While pineapple isn't usually considered for traditional crumbles, the sweetness of the fruit paired with the sharpness of the blackberries makes for a truly wonderful dish and in all honestly, it's probably one of my favourite summertime desserts.
How to make a low carb crumble
Making a low carb crumble is a lot easier than you may think. This recipe calls for no flour and instead, you'll be using ground almonds, organic butter, a little coconut sugar, cinnamon and desiccated coconut.
Thanks to the cinnamon, coconut and coconut sugar, the crumble will be naturally sweetened and once baked, the bubbling juices from the fruit will pair beautifully when scooped up with the crumble.

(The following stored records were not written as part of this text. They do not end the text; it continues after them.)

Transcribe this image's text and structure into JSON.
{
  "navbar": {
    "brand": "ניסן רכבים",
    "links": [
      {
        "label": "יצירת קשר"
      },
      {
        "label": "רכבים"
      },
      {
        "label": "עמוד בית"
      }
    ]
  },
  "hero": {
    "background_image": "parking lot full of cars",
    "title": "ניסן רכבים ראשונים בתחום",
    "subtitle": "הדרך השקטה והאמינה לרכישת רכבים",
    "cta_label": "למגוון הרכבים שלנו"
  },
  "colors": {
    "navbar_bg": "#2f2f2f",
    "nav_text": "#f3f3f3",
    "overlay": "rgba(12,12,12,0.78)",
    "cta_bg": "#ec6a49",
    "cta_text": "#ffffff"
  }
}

As for the base, you'll simply sautee fresh pineapple chunks in a pan on medium heat with a small amount of butter. Once softened, you'll add the fresh blackberries along with a small amount of stevia and you'll stir for a few more minutes.

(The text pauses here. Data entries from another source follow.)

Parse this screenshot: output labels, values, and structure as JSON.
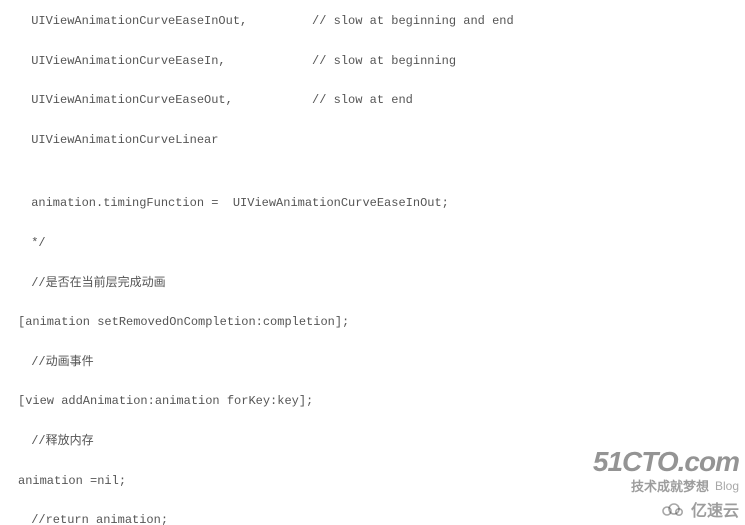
{
  "code": {
    "l1": " UIViewAnimationCurveEaseInOut,         // slow at beginning and end",
    "l2": " UIViewAnimationCurveEaseIn,            // slow at beginning",
    "l3": " UIViewAnimationCurveEaseOut,           // slow at end",
    "l4": " UIViewAnimationCurveLinear",
    "l5": " animation.timingFunction =  UIViewAnimationCurveEaseInOut;",
    "l6": " */",
    "l7": " //是否在当前层完成动画",
    "l8": "[animation setRemovedOnCompletion:completion];",
    "l9": " //动画事件",
    "l10": "[view addAnimation:animation forKey:key];",
    "l11": " //释放内存",
    "l12": "animation =nil;",
    "l13": " //return animation;"
  },
  "watermark": {
    "brand": "51CTO.com",
    "tagline_cn": "技术成就梦想",
    "tagline_en": "Blog",
    "secondary": "亿速云"
  }
}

Once the fruit and crumble has been prepared, you'll pop both ingredients into a baking tray (fruit layer first followed by the crumble) and bake in the oven for roughly 35-40 minutes.
The crumble itself is light and crunchy and thanks to the organic butter rubbed between ground almonds and coconut sugar, it makes for a delicious and slightly caramel flavoured topping. Of course, any crumble wouldn't be complete with a touch of cinnamon.
This recipe works as a brilliant summertime dessert. Either serve it up to your friends and family or make it as a weekend treat and pair it with a dollop of fresh organic cream. Enjoy!
Healthy Blackberry & Pineapple Crumble
This low carb crumble consists of a healthy, sugar-free fruit base of blackberry and pineapple and is topped with a golden and crunchy crumble.
- 220g pineapple chunks, fresh or frozen
- 225g blackberries, fresh or frozen
- 1 tbsp chia seeds
- 2 tbsp stevia
- 2 tbsp coconut sugar
- Juice of half a lemon
- Pinch of sea salt
- 1 tsp ground cinnamon
- 110g ground almonds
- 30g desiccated coconut (or flakes)
- 60g organic butter
Begin by preheating your oven to 175c (fan) or 195c (conventional).
In a small saucepan, heat 10g of your butter until melted and add the pineapple along with the chia seeds, stevia and a pinch of salt. Simmer on medium heat until softened.
Add the blackberries and lemon for a further 2-3 minutes and then pour your fruit mixture into a suitably sized baking tray.
To make your crumble, add the ground almonds, coconut flakes, cinnamon and coconut sugar to a bowl and mix. Add the rest of the butter and gently rub throughout the base. Once your crumble is combined (it's ok to have a few lumps as this adds to the texture), pour the crumble over the fruit and evenly spread it out. I like to leave the sides untouched a little to let the juices from the fruit overflow.
Pop your tray in the middle of the oven and bake until golden - roughly 35-40 minutes. Once the crumble is golden and your fruit is bubbling, remove from the oven and serve.